Бунину удалось в «Жизни Арсеньева» собрать свою жизнь в некоем магическом кристалле, но, в отличие от пушкинского кристалла, даль этой повести, даль жизни писателя очень резко очерчена, просвечена до самого дна. «Жизнь Арсеньева» – одно из замечательнейших явлений мировой литературы. К великому счастью, оно в первую очередь принадлежит литературе русской. В этой книге поэзия и проза слились воедино, слились органически, создав новый, удивительный жанр.
В этой книге нельзя уже отличить поэзию от прозы, и многие ее слова ложатся на сердце, как раскаленная печать. Достаточно прочесть несколько слов о матери, чтобы понять, что Бунин нашел для всего, о чем он хотел сказать, единственно нужное и единственно возможное выражение. Эти строки нельзя читать без душевного потрясения:
«В далекой родной земле, одинокая, навеки всем миром забытая, да покоится она в мире и да будет вовеки благословенно ее бесценное имя. Ужели та, чей безглазый череп, чьи серые кости лежат теперь где-то там, в кладбищенской роще захолустного русского города, на дне уже безымянной могилы, ужели это она, которая некогда качала меня на руках?»
Сила языка в «Жизни Арсеньева» такова, что рождает грусть, волнение и даже слезы. Те редкие слезы, которые вызывает прекрасное.
Новизна «Жизни Арсеньева» еще и в том, что ни в одной из бунинских вещей не раскрыто с такой простотой то явление, которое мы, по скудости своего языка, называем «внутренним миром» человека. Как будто есть ясная граница между внутренним и внешним миром? Как будто внешний мир не являет собой одно целое с миром внутренним?
Все, о чем говорит Бунин в этой книге, – видно, слышно, осязаемо, вещно и надолго радует или печалит нас. Я приведу несколько отрывков. Вот, например, первая встреча маленького мальчика с городом:
«Всего же поразительнее оказалась в городе вакса. За всю мою жизнь не испытал я от вещей, виденных мною на земле, – а я видел много! – такого восторга, такой радости, как на базаре в этом городе, держа в руках коробочку ваксы. Круглая коробочка эта была из простого лыка, но что это было за лыко и с какой несравненной художественной ловкостью была сделана из него коробочка! А самая вакса! Черная, тугая, с тусклым блеском и упоительным спиртным запахом!»
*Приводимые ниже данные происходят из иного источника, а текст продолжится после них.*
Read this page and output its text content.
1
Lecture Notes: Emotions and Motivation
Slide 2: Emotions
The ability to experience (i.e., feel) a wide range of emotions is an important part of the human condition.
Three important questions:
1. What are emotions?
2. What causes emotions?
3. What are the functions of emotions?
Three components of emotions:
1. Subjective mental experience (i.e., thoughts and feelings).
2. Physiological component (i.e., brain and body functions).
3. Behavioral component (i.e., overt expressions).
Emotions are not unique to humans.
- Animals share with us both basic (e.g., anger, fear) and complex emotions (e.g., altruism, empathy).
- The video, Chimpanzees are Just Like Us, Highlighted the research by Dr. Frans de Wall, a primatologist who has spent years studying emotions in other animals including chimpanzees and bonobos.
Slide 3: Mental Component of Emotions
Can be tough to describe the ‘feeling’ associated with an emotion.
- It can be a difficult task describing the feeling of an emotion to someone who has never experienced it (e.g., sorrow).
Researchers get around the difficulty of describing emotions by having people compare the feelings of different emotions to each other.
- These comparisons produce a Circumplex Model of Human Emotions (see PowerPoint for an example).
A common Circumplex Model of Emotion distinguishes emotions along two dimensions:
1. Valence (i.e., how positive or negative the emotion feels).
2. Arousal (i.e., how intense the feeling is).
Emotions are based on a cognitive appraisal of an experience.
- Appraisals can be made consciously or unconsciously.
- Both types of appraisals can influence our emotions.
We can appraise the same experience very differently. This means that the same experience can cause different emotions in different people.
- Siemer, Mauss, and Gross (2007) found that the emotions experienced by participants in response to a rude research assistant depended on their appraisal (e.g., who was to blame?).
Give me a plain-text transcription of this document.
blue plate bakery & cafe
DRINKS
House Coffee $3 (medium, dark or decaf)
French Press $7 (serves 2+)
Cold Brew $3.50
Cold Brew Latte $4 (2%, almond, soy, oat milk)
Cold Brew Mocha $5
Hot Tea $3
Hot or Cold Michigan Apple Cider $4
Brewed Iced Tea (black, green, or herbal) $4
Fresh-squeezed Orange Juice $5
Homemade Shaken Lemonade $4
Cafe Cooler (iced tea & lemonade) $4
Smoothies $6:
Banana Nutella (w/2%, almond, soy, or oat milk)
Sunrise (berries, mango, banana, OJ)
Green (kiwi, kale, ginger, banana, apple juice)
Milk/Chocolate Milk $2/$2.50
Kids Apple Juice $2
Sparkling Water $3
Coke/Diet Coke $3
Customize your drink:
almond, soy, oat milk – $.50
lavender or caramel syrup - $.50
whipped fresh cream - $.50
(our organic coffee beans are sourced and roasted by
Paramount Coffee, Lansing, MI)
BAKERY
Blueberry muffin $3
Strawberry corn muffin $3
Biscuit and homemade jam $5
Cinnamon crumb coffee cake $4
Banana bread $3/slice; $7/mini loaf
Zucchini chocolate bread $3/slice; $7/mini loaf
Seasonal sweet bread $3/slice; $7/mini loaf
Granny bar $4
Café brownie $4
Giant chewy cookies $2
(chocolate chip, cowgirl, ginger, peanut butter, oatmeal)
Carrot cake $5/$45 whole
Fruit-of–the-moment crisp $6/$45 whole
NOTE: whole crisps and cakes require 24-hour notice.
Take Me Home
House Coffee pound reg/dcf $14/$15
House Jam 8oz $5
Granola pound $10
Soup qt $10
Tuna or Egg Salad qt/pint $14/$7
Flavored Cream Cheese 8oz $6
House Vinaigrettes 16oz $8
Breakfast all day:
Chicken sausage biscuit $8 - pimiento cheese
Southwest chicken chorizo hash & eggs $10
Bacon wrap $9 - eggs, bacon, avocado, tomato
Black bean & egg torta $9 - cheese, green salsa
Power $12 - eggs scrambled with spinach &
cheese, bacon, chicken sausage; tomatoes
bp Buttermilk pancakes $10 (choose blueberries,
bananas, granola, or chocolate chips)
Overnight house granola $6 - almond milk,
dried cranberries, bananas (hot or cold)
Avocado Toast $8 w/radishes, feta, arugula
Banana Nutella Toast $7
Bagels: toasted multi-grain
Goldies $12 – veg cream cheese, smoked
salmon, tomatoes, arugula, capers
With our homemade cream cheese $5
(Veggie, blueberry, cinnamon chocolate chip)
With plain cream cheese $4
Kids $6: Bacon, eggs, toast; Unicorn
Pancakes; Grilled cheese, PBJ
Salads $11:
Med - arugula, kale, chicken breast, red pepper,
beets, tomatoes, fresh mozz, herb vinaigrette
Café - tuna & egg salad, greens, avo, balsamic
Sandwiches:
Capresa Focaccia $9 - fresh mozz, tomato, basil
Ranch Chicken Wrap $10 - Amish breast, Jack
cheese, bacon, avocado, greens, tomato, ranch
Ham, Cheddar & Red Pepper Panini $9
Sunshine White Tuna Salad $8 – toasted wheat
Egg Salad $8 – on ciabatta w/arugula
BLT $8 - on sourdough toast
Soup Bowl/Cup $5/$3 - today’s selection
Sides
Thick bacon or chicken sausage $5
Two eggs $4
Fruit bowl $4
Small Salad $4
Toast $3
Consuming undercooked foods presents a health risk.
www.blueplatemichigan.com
В книге есть одно место об «одиночестве» луны. Написано оно с какой-то пронзительной печалью, хотя Бунин пишет от лица того же маленького мальчика:
«Помню: однажды осенней ночью я почему-то проснулся и увидал легкий и таинственный полусвет в комнате, а в большое, незанавешенное окно – бледную и грустную осеннюю луну, стоявшую высоко, высоко над пустым двором усадьбы, такую грустную и исполненную такой неземной прелести от своей грусти и своего одиночества, что и мое сердце сжали какие-то несказанно сладкие и горестные чувства, те самые как будто, что испытывала и она, эта осенняя бледная луна».
Как описывает Бунин тот печальный угол русской земли, где он родился?
«Где я родился, рос, что видел? Ни гор, ни рек, ни озер, ни лесов, – только кустарники в лощинах, кое-где перелески и лишь изредка подобие леса, какой-нибудь Заказ, Дубровка, а то всё поля, поля, беспредельный океан хлебов… Это только Подстепье, где поля волнисты, где все буераки да косогоры, неглубокие лога, чаще всего каменистые, где деревушки и лапотные обитатели их кажутся забытыми богом, – так они неприхотливы, первобытно просты, родственны своим лозинам и соломе».
У писателей есть термин, заимствованный у скульпторов, – «лепка людей». У немногих писателей есть такая безошибочная и безжалостная «лепка людей», как у Бунина. Вот, к примеру, подпасок:
«Мальчишка подпасок… был необыкновенно интересен: посконная рубашонка и коротенькие портчонки были у него дыра на дыре, ноги, руки, лицо высушены, сожжены солнцем и лупились, губы болели, потому что вечно жевал он то кислую ржаную корку, то лопухи, то эти самые козельчики, разъедавшие губы до настоящих язв, а острые глаза воровски бегали: ведь он хорошо понимал всю преступность нашей дружбы с ним и то, что он подбивает и нас есть бог знает что. Но до чего сладка была эта преступная дружба! Как заманчиво было все то, что он нам тайком, отрывисто, поминутно оглядываясь, рассказывал! Кроме того, он удивительно хлопал, стрелял своим длинным кнутом и бесовски хохотал, когда пробовали и мы хлопать, пребольно обжигая себя по ушам концом кнута».